Cadnan shouted: "Wait for the masters," and went on, pushing his way through the noise, through the babbling crowd of Alberts. There were no masters visible anywhere: that was a new thing and a strange one, but too many new things were happening. Cadnan barely noticed one more.

At the front of his mind now was only the thought of Dara. Behind that was a vague, nagging fear that he was the cause of all the rumbling and shaking of the building, and all else, by his breaking of the chain of obedience. Now, he told himself, the buildings even did not obey.

Then he heard a voice say: "Cadnan," and all other thought fled. The voice was hers, Dara's. He saw her, ahead, and went to her quickly.

She had not been hurt.

That fact sent a wave of relief through him, a wave so strong that for a second he could barely stand.

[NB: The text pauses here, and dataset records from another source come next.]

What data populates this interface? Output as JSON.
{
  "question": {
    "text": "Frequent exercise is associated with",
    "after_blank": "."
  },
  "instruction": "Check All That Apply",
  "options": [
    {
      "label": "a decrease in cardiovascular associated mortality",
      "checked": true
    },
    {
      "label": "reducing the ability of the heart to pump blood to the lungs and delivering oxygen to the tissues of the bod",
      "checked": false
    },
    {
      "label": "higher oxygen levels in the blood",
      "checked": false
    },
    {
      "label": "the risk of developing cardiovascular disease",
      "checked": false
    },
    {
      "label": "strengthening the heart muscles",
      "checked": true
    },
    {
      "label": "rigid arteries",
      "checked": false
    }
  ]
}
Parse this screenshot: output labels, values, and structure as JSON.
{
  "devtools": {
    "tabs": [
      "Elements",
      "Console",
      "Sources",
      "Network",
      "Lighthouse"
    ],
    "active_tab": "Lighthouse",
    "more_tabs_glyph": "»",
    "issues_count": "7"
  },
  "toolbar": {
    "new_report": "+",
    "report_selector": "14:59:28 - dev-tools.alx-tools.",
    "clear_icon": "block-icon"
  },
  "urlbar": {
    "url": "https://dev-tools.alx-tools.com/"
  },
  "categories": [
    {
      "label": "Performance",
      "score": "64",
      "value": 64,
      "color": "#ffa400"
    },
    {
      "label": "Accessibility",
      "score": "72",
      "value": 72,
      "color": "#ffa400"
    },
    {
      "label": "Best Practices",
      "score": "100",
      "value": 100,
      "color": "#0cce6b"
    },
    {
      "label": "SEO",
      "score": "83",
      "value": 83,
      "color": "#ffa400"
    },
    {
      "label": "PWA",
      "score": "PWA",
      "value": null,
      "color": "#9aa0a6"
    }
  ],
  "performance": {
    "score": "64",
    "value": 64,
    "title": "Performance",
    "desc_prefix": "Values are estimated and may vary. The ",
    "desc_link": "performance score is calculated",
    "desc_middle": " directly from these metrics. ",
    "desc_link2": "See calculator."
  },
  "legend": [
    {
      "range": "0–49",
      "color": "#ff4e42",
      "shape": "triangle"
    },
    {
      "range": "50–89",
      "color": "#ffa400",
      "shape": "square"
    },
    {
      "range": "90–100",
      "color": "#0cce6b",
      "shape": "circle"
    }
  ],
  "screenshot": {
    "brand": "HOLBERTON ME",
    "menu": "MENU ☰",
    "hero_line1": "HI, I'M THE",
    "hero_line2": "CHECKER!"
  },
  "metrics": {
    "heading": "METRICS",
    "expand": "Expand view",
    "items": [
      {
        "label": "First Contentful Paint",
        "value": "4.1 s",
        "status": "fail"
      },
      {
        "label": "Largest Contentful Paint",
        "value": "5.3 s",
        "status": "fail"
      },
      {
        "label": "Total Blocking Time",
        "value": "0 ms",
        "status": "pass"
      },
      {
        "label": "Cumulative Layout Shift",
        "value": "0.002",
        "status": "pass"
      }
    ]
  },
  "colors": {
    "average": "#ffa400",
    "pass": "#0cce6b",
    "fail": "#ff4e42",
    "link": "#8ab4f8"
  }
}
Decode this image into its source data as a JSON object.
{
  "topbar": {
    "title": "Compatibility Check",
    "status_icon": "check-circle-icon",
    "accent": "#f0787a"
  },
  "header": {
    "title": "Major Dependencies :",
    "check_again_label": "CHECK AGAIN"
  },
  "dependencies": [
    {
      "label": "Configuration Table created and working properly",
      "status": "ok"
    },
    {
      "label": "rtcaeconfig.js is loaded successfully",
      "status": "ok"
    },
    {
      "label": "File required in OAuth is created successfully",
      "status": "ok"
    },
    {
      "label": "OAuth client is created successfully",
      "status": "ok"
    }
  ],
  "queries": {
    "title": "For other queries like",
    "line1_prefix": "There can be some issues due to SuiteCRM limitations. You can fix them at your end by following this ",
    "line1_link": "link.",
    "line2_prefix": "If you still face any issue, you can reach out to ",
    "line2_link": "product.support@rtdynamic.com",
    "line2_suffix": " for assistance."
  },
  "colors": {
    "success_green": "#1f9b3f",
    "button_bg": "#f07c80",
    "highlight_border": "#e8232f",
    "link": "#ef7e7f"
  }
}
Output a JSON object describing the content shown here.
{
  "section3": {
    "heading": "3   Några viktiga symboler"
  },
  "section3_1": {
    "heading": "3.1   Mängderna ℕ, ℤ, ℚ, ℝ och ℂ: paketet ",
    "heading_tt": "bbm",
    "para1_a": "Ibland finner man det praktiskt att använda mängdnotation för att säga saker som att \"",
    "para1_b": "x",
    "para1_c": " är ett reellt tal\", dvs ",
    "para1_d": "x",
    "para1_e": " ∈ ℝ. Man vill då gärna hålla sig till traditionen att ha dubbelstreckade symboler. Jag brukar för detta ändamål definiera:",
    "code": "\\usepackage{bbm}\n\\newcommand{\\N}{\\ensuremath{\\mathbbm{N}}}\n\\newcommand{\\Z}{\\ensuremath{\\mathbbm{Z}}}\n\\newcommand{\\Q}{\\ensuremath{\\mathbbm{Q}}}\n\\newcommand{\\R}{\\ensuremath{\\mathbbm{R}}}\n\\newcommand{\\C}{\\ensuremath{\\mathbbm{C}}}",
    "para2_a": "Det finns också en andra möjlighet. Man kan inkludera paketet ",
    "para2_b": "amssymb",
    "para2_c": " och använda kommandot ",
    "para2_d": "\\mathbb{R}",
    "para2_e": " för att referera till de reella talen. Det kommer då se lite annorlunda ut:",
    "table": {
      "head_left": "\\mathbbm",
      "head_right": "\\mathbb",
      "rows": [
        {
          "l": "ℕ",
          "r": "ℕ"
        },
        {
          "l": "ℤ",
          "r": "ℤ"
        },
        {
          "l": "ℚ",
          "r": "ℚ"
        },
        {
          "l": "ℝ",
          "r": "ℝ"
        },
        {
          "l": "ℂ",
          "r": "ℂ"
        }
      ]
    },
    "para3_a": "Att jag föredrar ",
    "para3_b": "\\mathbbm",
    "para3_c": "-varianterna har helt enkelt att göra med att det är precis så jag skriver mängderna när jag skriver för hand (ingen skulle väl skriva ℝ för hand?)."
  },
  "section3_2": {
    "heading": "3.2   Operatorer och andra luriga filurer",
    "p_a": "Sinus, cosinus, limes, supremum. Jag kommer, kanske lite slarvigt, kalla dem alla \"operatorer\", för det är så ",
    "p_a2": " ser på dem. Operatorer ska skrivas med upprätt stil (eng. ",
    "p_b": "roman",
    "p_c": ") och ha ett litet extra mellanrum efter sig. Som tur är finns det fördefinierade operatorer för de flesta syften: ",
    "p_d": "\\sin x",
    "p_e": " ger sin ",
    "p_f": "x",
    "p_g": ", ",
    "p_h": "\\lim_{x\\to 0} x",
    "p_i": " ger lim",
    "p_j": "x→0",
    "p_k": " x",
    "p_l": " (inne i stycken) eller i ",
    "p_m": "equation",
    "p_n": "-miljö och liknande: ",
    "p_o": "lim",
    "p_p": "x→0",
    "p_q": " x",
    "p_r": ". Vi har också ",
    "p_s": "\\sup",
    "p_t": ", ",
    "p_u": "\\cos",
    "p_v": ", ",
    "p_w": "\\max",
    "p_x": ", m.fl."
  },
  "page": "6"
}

"The door opens," she said when he had reached her, in a small and frightened voice. "The masters are not here."

"They return," Cadnan said, but without complete assurance. In this barrage of novelty, who could make any statement certain?

Dara nodded. "Then we must go," she said. "If they are not here, then maybe they do not hear the noise when we open the door: and there is much noise already to hide it. Maybe they do not see us."